Painless weight loss? If you’re desperately trying to squeeze in workouts and avoid your favorite high-calorie treats, it can seem like there’s nothing pain-free about it.
1. Add, Don’t Subtract
Forget diet denial: Try adding foods to your diet instead of subtracting them.
Add in healthy goodies you really love, like deep-red cherries, juicy grapes, or crunchy snow peas. Slip those favorite fruits into your bag lunch and breakfast cereal; add the veggies into soups, stews, and sauces.
2. Forget About Working Out
If the word “exercise” inspires you to creative avoidance, then avoid it. Maybe the trick to enjoying a workout may be to never call it working out.
So burn calories and invigorate muscles by beachcombing, riding bikes, grass skiing, making snow angels, hiking, washing the car, playing Frisbee, chasing the dog around the yard, or even enjoying great sex. After all, a rose by any other name …
3. Go Walking
Walking when the weather’s nice is a super-easy way to keep fit, says Diane Virginias, a certified nursing assistant from New York. “I enjoy the seasons,” she says, adding that even when she’s short on time she’ll go out for a few minutes. “Even a five minute walk is a five minute walk.”
4. Lighten the Foods You Already Love
One of the easiest ways to cut back without feeling denied is to switch to lower-calorie versions of the foods you crave. A pizza tastes just as good with reduced-fat cheese, and when you garnish low-fat ice cream with your favorite toppers, who notices those missing calories?
Fiber helps you feel satisfied longer, so while you lighten family favorites, you can easily amp up the fiber by adding a cup of whole wheat flour to your pizza dough, or toss a handful of red bell peppers on the pie.
Don’t forget to lighten the drinks going with that meal. Try switching from high-calorie favorites to diet soda or light beer, or maybe add a spritz of seltzer to your wine.
5. Because Hydration Helps — Really!
Down some water before a meal and you won’t feel so famished, says David Anthony, an information technology consultant from Atlanta. “Drinking a glass of water before a meal helps me watch what I eat. … I don’t just hog everything, since I’m not so hungry.”
6. Share and Share Alike
With the massive meals served at so many American restaurants, it’s easy to go Dutch — with the dinner plate.
You can share more than just a meal out. Why not double up on a bicycle built for two? Go halves on the cost of a personal trainer? Maybe split a gym membership?
“When you’re trying to eat better or get more exercise, you can be more successful if you do it with a partner or group,”
Twice the motivation, without twice the effort — a steal of a deal.
7. Tune In, Tone Up
The American Heart Association knows what we love: television. And they also know we need to get more exercise. So why not combine the two, they ask?
Try dancing to the music when you tune into your favorite music show, or practice some stress-relieving cardio boxing when your least favorite reality contestant is on camera.
During commercials pedal your stationery bike, walk the treadmill, or slip in a little strength training doing bicep curls with cans of your favorite fizzy beverage as weights. Or get inspired to really focus: Put in a high-energy exercise DVD and get motivated by the pros onscreen.
8. Size Matters
Eating less without feeling denied is as close as your dinnerware.

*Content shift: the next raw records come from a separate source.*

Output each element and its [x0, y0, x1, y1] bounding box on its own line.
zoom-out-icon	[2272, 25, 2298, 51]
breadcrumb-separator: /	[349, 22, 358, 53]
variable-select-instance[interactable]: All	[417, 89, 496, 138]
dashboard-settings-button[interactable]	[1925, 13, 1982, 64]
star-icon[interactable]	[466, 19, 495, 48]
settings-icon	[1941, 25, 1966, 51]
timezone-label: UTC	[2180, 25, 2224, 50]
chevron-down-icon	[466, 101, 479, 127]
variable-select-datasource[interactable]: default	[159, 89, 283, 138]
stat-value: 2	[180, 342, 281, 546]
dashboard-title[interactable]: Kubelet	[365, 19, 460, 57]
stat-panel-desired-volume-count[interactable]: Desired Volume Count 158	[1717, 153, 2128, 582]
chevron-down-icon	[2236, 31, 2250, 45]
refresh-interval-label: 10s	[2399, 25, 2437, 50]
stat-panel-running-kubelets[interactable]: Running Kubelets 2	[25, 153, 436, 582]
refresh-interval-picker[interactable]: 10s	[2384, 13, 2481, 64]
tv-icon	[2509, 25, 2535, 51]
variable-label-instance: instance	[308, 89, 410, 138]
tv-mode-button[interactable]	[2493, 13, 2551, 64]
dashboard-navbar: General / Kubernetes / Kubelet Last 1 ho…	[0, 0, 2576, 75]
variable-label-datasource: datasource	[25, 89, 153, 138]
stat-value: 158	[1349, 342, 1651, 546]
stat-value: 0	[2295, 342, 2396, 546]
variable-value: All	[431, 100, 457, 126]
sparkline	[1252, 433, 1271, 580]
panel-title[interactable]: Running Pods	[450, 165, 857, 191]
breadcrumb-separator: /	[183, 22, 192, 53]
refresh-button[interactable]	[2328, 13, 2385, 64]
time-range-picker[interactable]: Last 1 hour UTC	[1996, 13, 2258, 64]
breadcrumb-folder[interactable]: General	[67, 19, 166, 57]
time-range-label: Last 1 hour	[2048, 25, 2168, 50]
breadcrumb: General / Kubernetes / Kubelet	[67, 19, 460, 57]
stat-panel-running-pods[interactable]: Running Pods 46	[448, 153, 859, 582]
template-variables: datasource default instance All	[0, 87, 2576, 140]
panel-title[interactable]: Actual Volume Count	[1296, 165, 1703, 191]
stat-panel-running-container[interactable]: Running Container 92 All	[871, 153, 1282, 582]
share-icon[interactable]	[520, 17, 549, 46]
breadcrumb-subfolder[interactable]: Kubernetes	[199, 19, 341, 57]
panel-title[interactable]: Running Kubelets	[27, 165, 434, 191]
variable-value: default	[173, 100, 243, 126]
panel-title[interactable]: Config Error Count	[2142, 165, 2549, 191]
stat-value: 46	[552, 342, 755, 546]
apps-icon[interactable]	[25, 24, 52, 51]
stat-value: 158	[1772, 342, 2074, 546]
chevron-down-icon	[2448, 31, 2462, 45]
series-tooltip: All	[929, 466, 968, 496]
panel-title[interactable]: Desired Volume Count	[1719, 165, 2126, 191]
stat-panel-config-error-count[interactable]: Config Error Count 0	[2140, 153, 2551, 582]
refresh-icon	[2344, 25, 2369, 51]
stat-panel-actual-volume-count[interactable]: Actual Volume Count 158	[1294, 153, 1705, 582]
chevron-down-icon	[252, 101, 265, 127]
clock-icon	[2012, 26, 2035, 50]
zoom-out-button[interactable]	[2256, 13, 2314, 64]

That’s because while a small portion served on a large plate can leave you craving more, a smaller plate gives the visual signal that you already have more.
9. Get Involved, or at Least Get to the Table
When your weight loss efforts lead to boredom or too much self-focus, get occupied with something else. “I eat more if I’m bored,” says Virginias, “especially if I’m eating in front of the TV.”
So take a break from the siren-call of the tube, and get occupied with things that have nothing to do with food.
10. Lose It Today, Keep It Off Tomorrow
Finally, be patient. While cultivating that virtue isn’t exactly painless, it may help to know that keeping weight off generally gets easier over time.
That’s the result of a study published in Obesity Research, where researchers found that for people who had lost at least 30 pounds — and kept it off for at least two years — maintaining that weight loss required less effort as time went on.